Um mandado de reintegração de posse, expedido no dia 03 de julho, obrigava a retirada das famílias que estavam ocupando uma área particular. Trecho da decisão destaca que, para o devido cumprimento do mandado de reintegração, poderia ser usado reforço policial "apenas auxiliar para manter a ordem e garantir a integridade física dos envolvidos", totalmente diverso do que foi observado na truculência dos policiais.

Na manhã de ontem (12), moradores do bairro Humaitá I, foram surpreendidos por dois oficiais de justiça, policiais e um trator. Os moradores das 48 casas reagiram ao ver o trator derrubando e destruindo todas as casas.

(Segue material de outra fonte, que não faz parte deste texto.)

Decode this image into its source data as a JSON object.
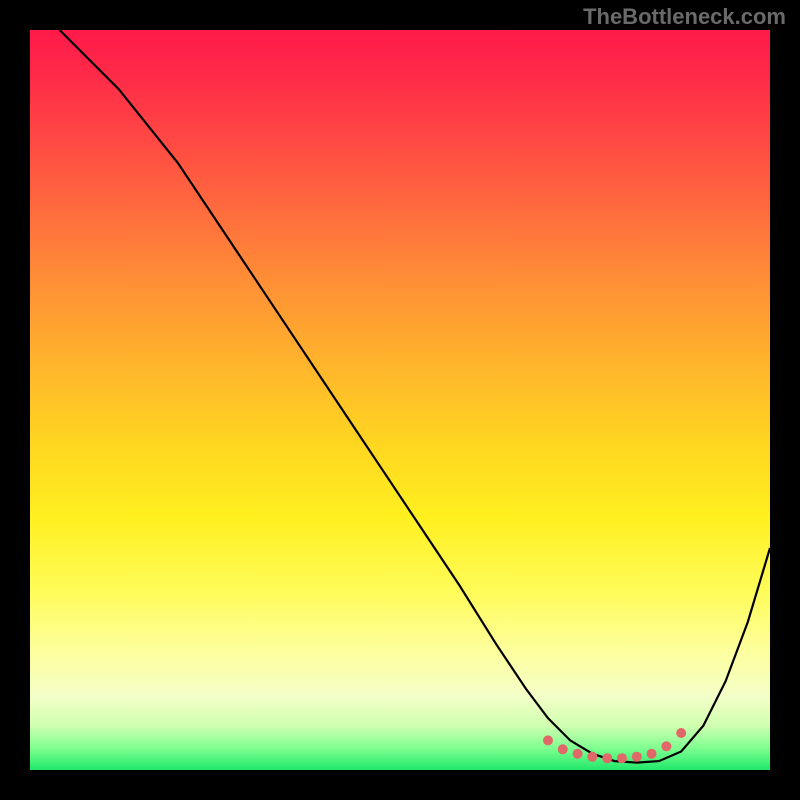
{
  "watermark": "TheBottleneck.com",
  "chart_data": {
    "type": "line",
    "title": "",
    "xlabel": "",
    "ylabel": "",
    "xlim": [
      0,
      100
    ],
    "ylim": [
      0,
      100
    ],
    "grid": false,
    "series": [
      {
        "name": "curve",
        "x": [
          4,
          8,
          12,
          20,
          28,
          36,
          44,
          52,
          58,
          63,
          67,
          70,
          73,
          76,
          79,
          82,
          85,
          88,
          91,
          94,
          97,
          100
        ],
        "y": [
          100,
          96,
          92,
          82,
          70,
          58,
          46,
          34,
          25,
          17,
          11,
          7,
          4,
          2.2,
          1.2,
          1.0,
          1.2,
          2.5,
          6,
          12,
          20,
          30
        ],
        "color": "#000000"
      }
    ],
    "markers": {
      "name": "bottom-cluster",
      "x": [
        70,
        72,
        74,
        76,
        78,
        80,
        82,
        84,
        86,
        88
      ],
      "y": [
        4.0,
        2.8,
        2.2,
        1.8,
        1.6,
        1.6,
        1.8,
        2.2,
        3.2,
        5.0
      ],
      "color": "#e06868",
      "size": 5
    },
    "background_gradient": {
      "stops": [
        {
          "pos": 0.0,
          "color": "#ff1a4a"
        },
        {
          "pos": 0.14,
          "color": "#ff4544"
        },
        {
          "pos": 0.34,
          "color": "#ff8f36"
        },
        {
          "pos": 0.56,
          "color": "#ffd620"
        },
        {
          "pos": 0.76,
          "color": "#fffc5a"
        },
        {
          "pos": 0.9,
          "color": "#f4ffc8"
        },
        {
          "pos": 0.97,
          "color": "#80ff90"
        },
        {
          "pos": 1.0,
          "color": "#20e86a"
        }
      ]
    }
  }
}
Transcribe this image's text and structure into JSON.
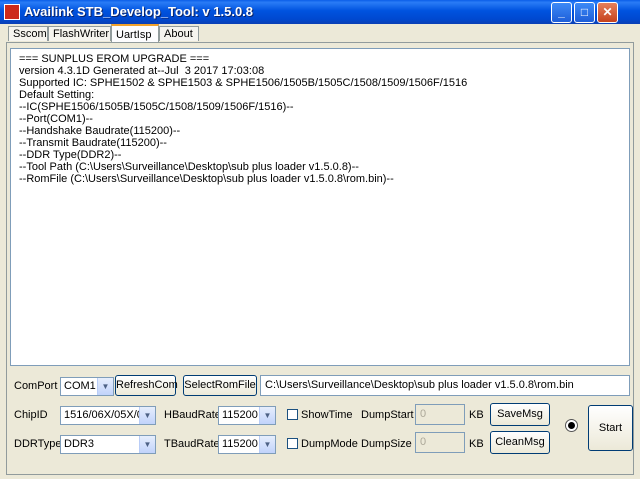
{
  "window": {
    "title": "Availink STB_Develop_Tool: v 1.5.0.8",
    "minimize": "_",
    "maximize": "□",
    "close": "✕"
  },
  "tabs": [
    {
      "label": "Sscom"
    },
    {
      "label": "FlashWriter"
    },
    {
      "label": "UartIsp",
      "active": true
    },
    {
      "label": "About"
    }
  ],
  "log": {
    "lines": [
      "=== SUNPLUS EROM UPGRADE ===",
      "version 4.3.1D Generated at--Jul  3 2017 17:03:08",
      "Supported IC: SPHE1502 & SPHE1503 & SPHE1506/1505B/1505C/1508/1509/1506F/1516",
      "Default Setting:",
      "--IC(SPHE1506/1505B/1505C/1508/1509/1506F/1516)--",
      "--Port(COM1)--",
      "--Handshake Baudrate(115200)--",
      "--Transmit Baudrate(115200)--",
      "--DDR Type(DDR2)--",
      "--Tool Path (C:\\Users\\Surveillance\\Desktop\\sub plus loader v1.5.0.8)--",
      "--RomFile (C:\\Users\\Surveillance\\Desktop\\sub plus loader v1.5.0.8\\rom.bin)--"
    ]
  },
  "controls": {
    "comport_label": "ComPort",
    "comport_value": "COM1",
    "refreshcom_label": "RefreshCom",
    "selectromfile_label": "SelectRomFile",
    "romfile_path": "C:\\Users\\Surveillance\\Desktop\\sub plus loader v1.5.0.8\\rom.bin",
    "chipid_label": "ChipID",
    "chipid_value": "1516/06X/05X/0",
    "hbaudrate_label": "HBaudRate",
    "hbaudrate_value": "115200",
    "showtime_label": "ShowTime",
    "dumpstart_label": "DumpStart",
    "dumpstart_value": "0",
    "dumpstart_unit": "KB",
    "savemsg_label": "SaveMsg",
    "ddrtype_label": "DDRType",
    "ddrtype_value": "DDR3",
    "tbaudrate_label": "TBaudRate",
    "tbaudrate_value": "115200",
    "dumpmode_label": "DumpMode",
    "dumpsize_label": "DumpSize",
    "dumpsize_value": "0",
    "dumpsize_unit": "KB",
    "cleanmsg_label": "CleanMsg",
    "start_label": "Start"
  }
}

Para conter a multidão, os policiais responderam atirando com projéteis de borracha e utilizando de spray de pimenta.

A Secretaria de Estado de Trabalho e Assistência Social (Setas) afirmou que vai garantir alimentação das famílias, assim como o mínimo necessário para que possam se abrigar. Os moradores devem ficar em uma igreja, próximo ao local onde tinham suas casas, até que novas moradias sejam providenciadas.

À Defensoria Pública coube acelerar os trâmites jurídicos para promover imediatamente a regularização fundiária do local, garantindo a moradia e os direitos daquelas famílias.